Une bulle d’amour

L’histoire du garçon qui voulait vivre dans un bocal, de Lisa Thompson

 

Matthew a 13 ans. Mais le jeune garçon ne supporte pas le chiffre 13 donc il dit qu’il a 10 plus 3. Matthew souffre de troubles obsessionnels compulsifs, de TOC pour faire plus simple. Obsédé par la propreté, il fait la chasse aux microbes, se lave les mains dix à quinze fois de suite, plusieurs fois par jour. Il porte des gants en latex et ne mange que des plateaux repas entourés de cellophane, seul, dans sa chambre. Il n’a aucun contact tactile avec ses parents, auxquels il interdit l’accès de sa mansarde de peur d’être contaminé par leurs germes. Une situation qui l’a contraint également à arrêter l’école. Il ne voit plus ses amis. Le monde extérieur l’effraie. Il passe ses journées reclus dans son alcôve, devenu un refuge qu’il maîtrise et qu’il désinfecte plusieurs fois dans la journée. Ses parents sont tristes et démunis. La situation leur échappe, ils ne comprennent pas. Matthew passe son temps derrière la fenêtre de sa chambre à observer tous les faits et gestes de ses voisins. Il note avec précision ce qu’il voit dans un petit carnet. Mais tout va basculer avec la disparition d’un petit garçon, Teddy, 15 mois, petit fils du voisin. Matthew est le dernier à avoir aperçu le jeune bambin. A-t-il été enlevé ? S’est-il tout simplement perdu ? Intrigué, notre héros va mener l’enquête, aidé par son amie Mélody qui fera le lien avec l’extérieur.

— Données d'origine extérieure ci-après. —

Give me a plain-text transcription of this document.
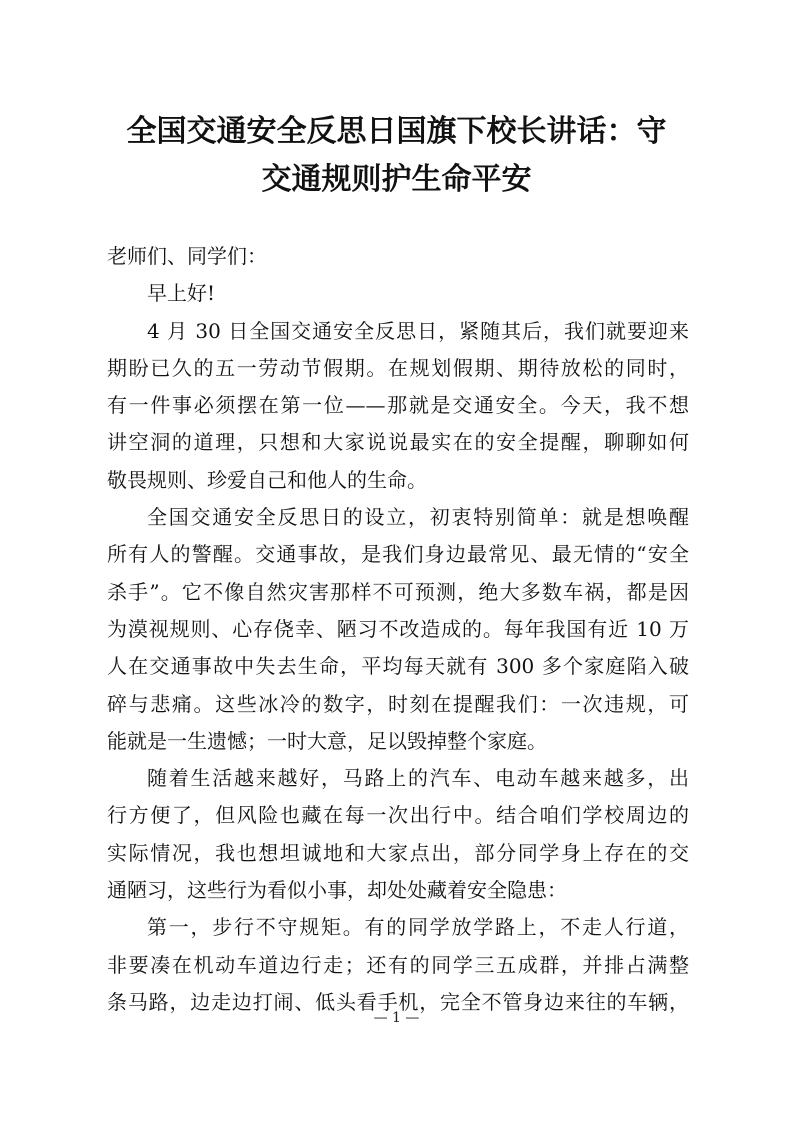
全国交通安全反思日国旗下校长讲话：守
交通规则护生命平安
老师们、同学们：
早上好!
4 月 30 日全国交通安全反思日，紧随其后，我们就要迎来
期盼已久的五一劳动节假期。在规划假期、期待放松的同时，
有一件事必须摆在第一位——那就是交通安全。今天，我不想
讲空洞的道理，只想和大家说说最实在的安全提醒，聊聊如何
敬畏规则、珍爱自己和他人的生命。
全国交通安全反思日的设立，初衷特别简单：就是想唤醒
所有人的警醒。交通事故，是我们身边最常见、最无情的“安全
杀手”。它不像自然灾害那样不可预测，绝大多数车祸，都是因
为漠视规则、心存侥幸、陋习不改造成的。每年我国有近 10 万
人在交通事故中失去生命，平均每天就有 300 多个家庭陷入破
碎与悲痛。这些冰冷的数字，时刻在提醒我们：一次违规，可
能就是一生遗憾；一时大意，足以毁掉整个家庭。
随着生活越来越好，马路上的汽车、电动车越来越多，出
行方便了，但风险也藏在每一次出行中。结合咱们学校周边的
实际情况，我也想坦诚地和大家点出，部分同学身上存在的交
通陋习，这些行为看似小事，却处处藏着安全隐患：
第一，步行不守规矩。有的同学放学路上，不走人行道，
非要凑在机动车道边行走；还有的同学三五成群，并排占满整
条马路，边走边打闹、低头看手机，完全不管身边来往的车辆，
— 1 —
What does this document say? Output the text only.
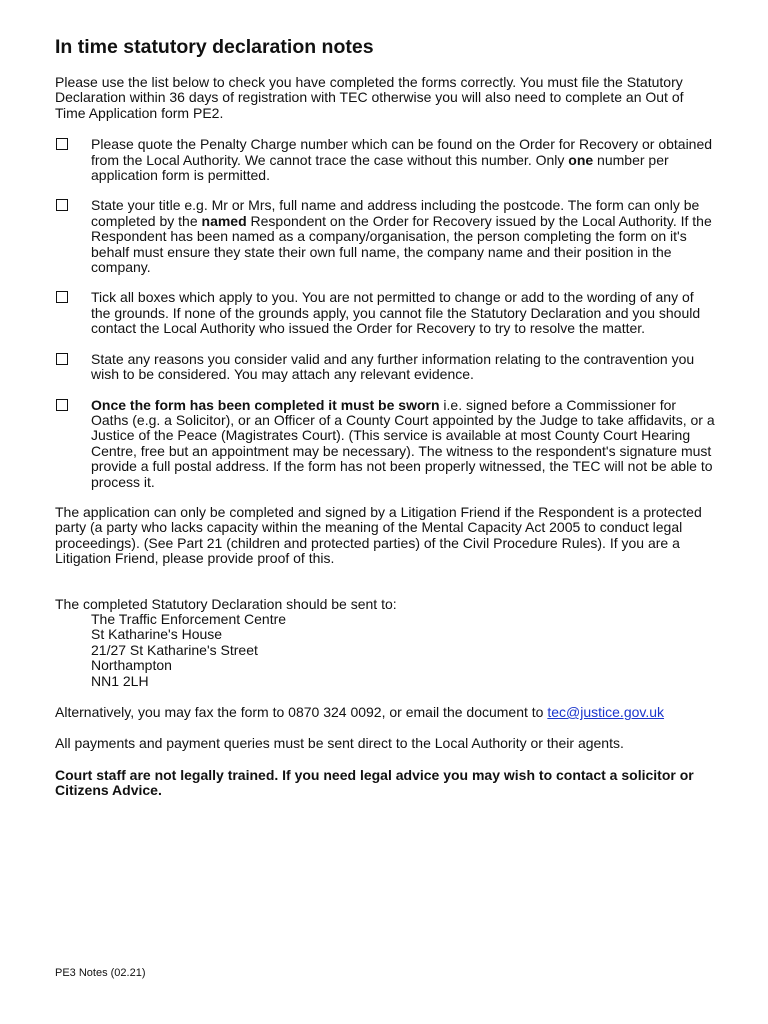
In time statutory declaration notes

Please use the list below to check you have completed the forms correctly. You must file the Statutory Declaration within 36 days of registration with TEC otherwise you will also need to complete an Out of Time Application form PE2.

Please quote the Penalty Charge number which can be found on the Order for Recovery or obtained from the Local Authority. We cannot trace the case without this number. Only one number per application form is permitted.
State your title e.g. Mr or Mrs, full name and address including the postcode. The form can only be completed by the named Respondent on the Order for Recovery issued by the Local Authority. If the Respondent has been named as a company/organisation, the person completing the form on it's behalf must ensure they state their own full name, the company name and their position in the company.
Tick all boxes which apply to you. You are not permitted to change or add to the wording of any of the grounds. If none of the grounds apply, you cannot file the Statutory Declaration and you should contact the Local Authority who issued the Order for Recovery to try to resolve the matter.
State any reasons you consider valid and any further information relating to the contravention you wish to be considered. You may attach any relevant evidence.
Once the form has been completed it must be sworn i.e. signed before a Commissioner for Oaths (e.g. a Solicitor), or an Officer of a County Court appointed by the Judge to take affidavits, or a Justice of the Peace (Magistrates Court). (This service is available at most County Court Hearing Centre, free but an appointment may be necessary). The witness to the respondent's signature must provide a full postal address. If the form has not been properly witnessed, the TEC will not be able to process it.

The application can only be completed and signed by a Litigation Friend if the Respondent is a protected party (a party who lacks capacity within the meaning of the Mental Capacity Act 2005 to conduct legal proceedings). (See Part 21 (children and protected parties) of the Civil Procedure Rules). If you are a Litigation Friend, please provide proof of this.

The completed Statutory Declaration should be sent to:
The Traffic Enforcement Centre
St Katharine's House
21/27 St Katharine's Street
Northampton
NN1 2LH

Alternatively, you may fax the form to 0870 324 0092, or email the document to tec@justice.gov.uk

All payments and payment queries must be sent direct to the Local Authority or their agents.

Court staff are not legally trained. If you need legal advice you may wish to contact a solicitor or Citizens Advice.

PE3 Notes (02.21)
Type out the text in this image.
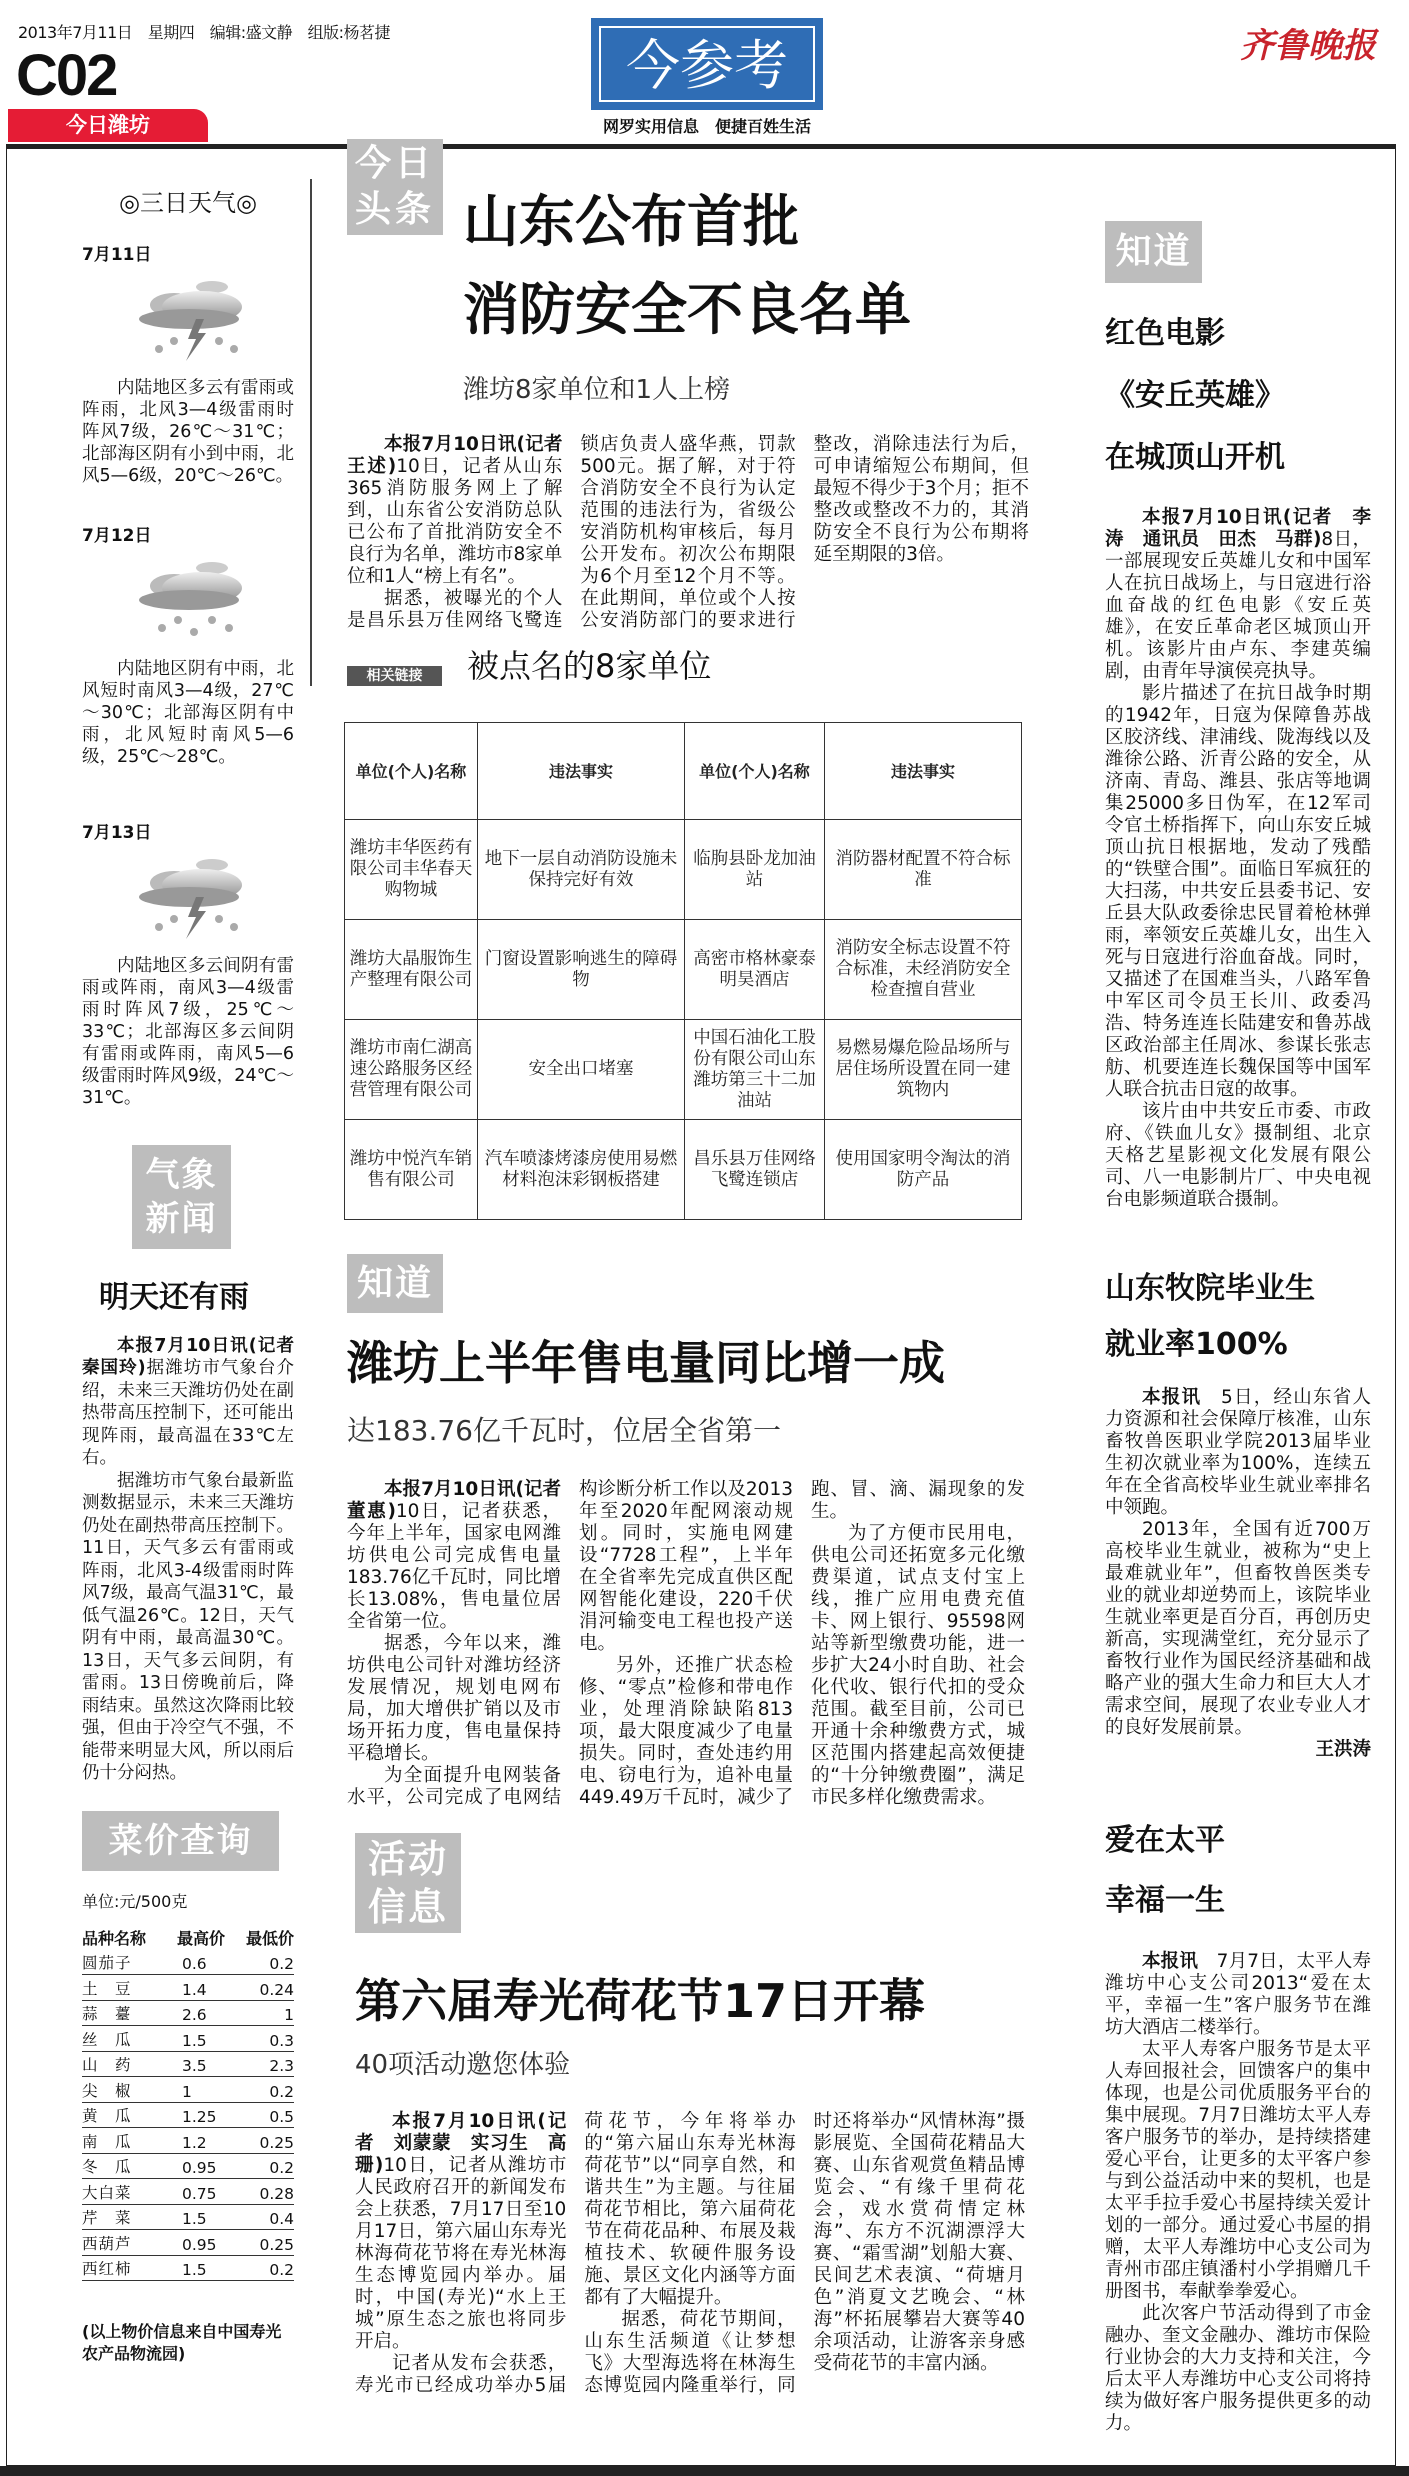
2013年7月11日　星期四　编辑:盛文静　组版:杨茗捷
C02
今日潍坊
今参考
网罗实用信息　便捷百姓生活
齐鲁晚报
◎三日天气◎
7月11日
内陆地区多云有雷雨或阵雨，北风3—4级雷雨时阵风7级，26℃～31℃；北部海区阴有小到中雨，北风5—6级，20℃～26℃。
7月12日
内陆地区阴有中雨，北风短时南风3—4级，27℃～30℃；北部海区阴有中雨，北风短时南风5—6级，25℃～28℃。
7月13日
内陆地区多云间阴有雷雨或阵雨，南风3—4级雷雨时阵风7级，25℃～33℃；北部海区多云间阴有雷雨或阵雨，南风5—6级雷雨时阵风9级，24℃～31℃。
气象新闻
明天还有雨

本报7月10日讯(记者　秦国玲)据潍坊市气象台介绍，未来三天潍坊仍处在副热带高压控制下，还可能出现阵雨，最高温在33℃左右。

据潍坊市气象台最新监测数据显示，未来三天潍坊仍处在副热带高压控制下。11日，天气多云有雷雨或阵雨，北风3-4级雷雨时阵风7级，最高气温31℃，最低气温26℃。12日，天气阴有中雨，最高温30℃。13日，天气多云间阴，有雷雨。13日傍晚前后，降雨结束。虽然这次降雨比较强，但由于冷空气不强，不能带来明显大风，所以雨后仍十分闷热。

菜价查询
单位:元/500克
品种名称	最高价	最低价
圆茄子	0.6	0.2
土　豆	1.4	0.24
蒜　薹	2.6	1
丝　瓜	1.5	0.3
山　药	3.5	2.3
尖　椒	1	0.2
黄　瓜	1.25	0.5
南　瓜	1.2	0.25
冬　瓜	0.95	0.2
大白菜	0.75	0.28
芹　菜	1.5	0.4
西葫芦	0.95	0.25
西红柿	1.5	0.2
(以上物价信息来自中国寿光农产品物流园)
今日头条 山东公布首批
消防安全不良名单
潍坊8家单位和1人上榜

本报7月10日讯(记者　王述)10日，记者从山东365消防服务网上了解到，山东省公安消防总队已公布了首批消防安全不良行为名单，潍坊市8家单位和1人“榜上有名”。

据悉，被曝光的个人是昌乐县万佳网络飞鹭连锁店负责人盛华燕，罚款500元。据了解，对于符合消防安全不良行为认定范围的违法行为，省级公安消防机构审核后，每月公开发布。初次公布期限为6个月至12个月不等。在此期间，单位或个人按公安消防部门的要求进行整改，消除违法行为后，可申请缩短公布期间，但最短不得少于3个月；拒不整改或整改不力的，其消防安全不良行为公布期将延至期限的3倍。

相关链接	被点名的8家单位
单位(个人)名称	违法事实	单位(个人)名称	违法事实
潍坊丰华医药有限公司丰华春天购物城	地下一层自动消防设施未保持完好有效	临朐县卧龙加油站	消防器材配置不符合标准
潍坊大晶服饰生产整理有限公司	门窗设置影响逃生的障碍物	高密市格林豪泰明昊酒店	消防安全标志设置不符合标准，未经消防安全检查擅自营业
潍坊市南仁湖高速公路服务区经营管理有限公司	安全出口堵塞	中国石油化工股份有限公司山东潍坊第三十二加油站	易燃易爆危险品场所与居住场所设置在同一建筑物内
潍坊中悦汽车销售有限公司	汽车喷漆烤漆房使用易燃材料泡沫彩钢板搭建	昌乐县万佳网络飞鹭连锁店	使用国家明令淘汰的消防产品
知道
潍坊上半年售电量同比增一成
达183.76亿千瓦时，位居全省第一

本报7月10日讯(记者　董惠)10日，记者获悉，今年上半年，国家电网潍坊供电公司完成售电量183.76亿千瓦时，同比增长13.08%，售电量位居全省第一位。

据悉，今年以来，潍坊供电公司针对潍坊经济发展情况，规划电网布局，加大增供扩销以及市场开拓力度，售电量保持平稳增长。

为全面提升电网装备水平，公司完成了电网结构诊断分析工作以及2013年至2020年配网滚动规划。同时，实施电网建设“7728工程”，上半年在全省率先完成直供区配网智能化建设，220千伏涓河输变电工程也投产送电。

另外，还推广状态检修、“零点”检修和带电作业，处理消除缺陷813项，最大限度减少了电量损失。同时，查处违约用电、窃电行为，追补电量449.49万千瓦时，减少了跑、冒、滴、漏现象的发生。

为了方便市民用电，供电公司还拓宽多元化缴费渠道，试点支付宝上线，推广应用电费充值卡、网上银行、95598网站等新型缴费功能，进一步扩大24小时自助、社会化代收、银行代扣的受众范围。截至目前，公司已开通十余种缴费方式，城区范围内搭建起高效便捷的“十分钟缴费圈”，满足市民多样化缴费需求。

活动信息
第六届寿光荷花节17日开幕
40项活动邀您体验

本报7月10日讯(记者　刘蒙蒙　实习生　高珊)10日，记者从潍坊市人民政府召开的新闻发布会上获悉，7月17日至10月17日，第六届山东寿光林海荷花节将在寿光林海生态博览园内举办。届时，中国(寿光)“水上王城”原生态之旅也将同步开启。

记者从发布会获悉，寿光市已经成功举办5届荷花节，今年将举办的“第六届山东寿光林海荷花节”以“同享自然，和谐共生”为主题。与往届荷花节相比，第六届荷花节在荷花品种、布展及栽植技术、软硬件服务设施、景区文化内涵等方面都有了大幅提升。

据悉，荷花节期间，山东生活频道《让梦想飞》大型海选将在林海生态博览园内隆重举行，同时还将举办“风情林海”摄影展览、全国荷花精品大赛、山东省观赏鱼精品博览会、“有缘千里荷花会，戏水赏荷情定林海”、东方不沉湖漂浮大赛、“霜雪湖”划船大赛、民间艺术表演、“荷塘月色”消夏文艺晚会、“林海”杯拓展攀岩大赛等40余项活动，让游客亲身感受荷花节的丰富内涵。

知道
红色电影
《安丘英雄》
在城顶山开机

本报7月10日讯(记者　李涛　通讯员　田杰　马群)8日，一部展现安丘英雄儿女和中国军人在抗日战场上，与日寇进行浴血奋战的红色电影《安丘英雄》，在安丘革命老区城顶山开机。该影片由卢东、李建英编剧，由青年导演侯亮执导。

影片描述了在抗日战争时期的1942年，日寇为保障鲁苏战区胶济线、津浦线、陇海线以及潍徐公路、沂青公路的安全，从济南、青岛、潍县、张店等地调集25000多日伪军，在12军司令官土桥指挥下，向山东安丘城顶山抗日根据地，发动了残酷的“铁壁合围”。面临日军疯狂的大扫荡，中共安丘县委书记、安丘县大队政委徐忠民冒着枪林弹雨，率领安丘英雄儿女，出生入死与日寇进行浴血奋战。同时，又描述了在国难当头，八路军鲁中军区司令员王长川、政委冯浩、特务连连长陆建安和鲁苏战区政治部主任周冰、参谋长张志舫、机要连连长魏保国等中国军人联合抗击日寇的故事。

该片由中共安丘市委、市政府、《铁血儿女》摄制组、北京天格艺星影视文化发展有限公司、八一电影制片厂、中央电视台电影频道联合摄制。

山东牧院毕业生
就业率100%

本报讯　 5日，经山东省人力资源和社会保障厅核准，山东畜牧兽医职业学院2013届毕业生初次就业率为100%，连续五年在全省高校毕业生就业率排名中领跑。

2013年，全国有近700万高校毕业生就业，被称为“史上最难就业年”，但畜牧兽医类专业的就业却逆势而上，该院毕业生就业率更是百分百，再创历史新高，实现满堂红，充分显示了畜牧行业作为国民经济基础和战略产业的强大生命力和巨大人才需求空间，展现了农业专业人才的良好发展前景。

王洪涛
爱在太平
幸福一生

本报讯　 7月7日，太平人寿潍坊中心支公司2013“爱在太平，幸福一生”客户服务节在潍坊大酒店二楼举行。

太平人寿客户服务节是太平人寿回报社会，回馈客户的集中体现，也是公司优质服务平台的集中展现。7月7日潍坊太平人寿客户服务节的举办，是持续搭建爱心平台，让更多的太平客户参与到公益活动中来的契机，也是太平手拉手爱心书屋持续关爱计划的一部分。通过爱心书屋的捐赠，太平人寿潍坊中心支公司为青州市邵庄镇潘村小学捐赠几千册图书，奉献拳拳爱心。

此次客户节活动得到了市金融办、奎文金融办、潍坊市保险行业协会的大力支持和关注，今后太平人寿潍坊中心支公司将持续为做好客户服务提供更多的动力。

Le sujet évoqué m’a beaucoup touchée. En fait, j’ai été bouleversée par Matthew, ce jeune garçon dont la vie est un calvaire. Comment vivre avec cette maladie qui pourrit littéralement l’existence, qui parasite le quotidien au point de se refermer sur soi et de couper les ponts avec l’extérieur, avec les gens qu’on aime, pour se prémunir. Lisa Thompson a su transmettre toutes les émotions, les ressentis du jeune adolescent. Matthew, très mature, est fragile mais courageux tant sa souffrance est importante. On ressent son angoisse grandissante quand il est obligé de sortir notamment pour ses rendez-vous médicaux. Une panique l’envahit, il ne supporte plus d’être dehors, la seule chose qui va le calmer est de rentrer chez lui et de se laver. Que dire de ses parents, tellement démunis, qui ne comprennent pas le comportement de leur fils. Ils souhaiteraient le voir sortir avec ses amis et surtout reprendre le chemin de l’école. Ils perdent patience parfois et s’emportent. Mais peut-on leur en vouloir ?Ils veulent avant tout le bonheur de leur fils mais quoi faire ? Ce qui arrive à Matthew est un mystère dont ils ne connaissent pas l’origine. C’est une famille que la maladie écorche. On a mal en même temps que Matthew qui s’interdit d’être heureux. Matthew se confie à un lion, un motif du papier peint de sa chambre. Il lui parle. Et par les mots qui traversent la tête de Matthew, on devine qu’un événement survenu dans sa famille a eu un effet dévastateur sur lui. Mais quand on en connaît les raisons, on ne peut que souffrir davantage pour ce jeune. Le personnage de Mélody, qui est dans la classe de Matthew, va mettre de la couleur et du sourire à cette histoire. Elle est rigolote, un peu collante et elle fait du bien !

C’est un roman en deux temps. La première partie nous fait découvrir Matthew, son quotidien, sa maladie puis l’histoire décolle avec la disparition de Teddy. Le rythme est plus soutenu, l’auteur nous entraîne dans une enquête pleine de rebondissements ! Le personnage de Matthew prend alors une autre dimension. Au fil du récit, une intrigue se noue autour de lui. Attachant et courageux, il commencera à se dévoiler. Ce roman vise principalement nos jeunes lecteurs qui comprendront facilement les troubles dont souffre l’adolescent mais touchera également l’adulte qui ne restera pas insensible à cette histoire.

L’auteur n’a pas simplement écrit un livre policier en traitant un sujet sur les TOC. Elle est allée au-delà en évoquant entre autre les thèmes du deuil, de l’amitié avec beaucoup d’émotions et si vous êtes juste un peu sensibles, vous vous laisserez aller à verser une larme pour le final.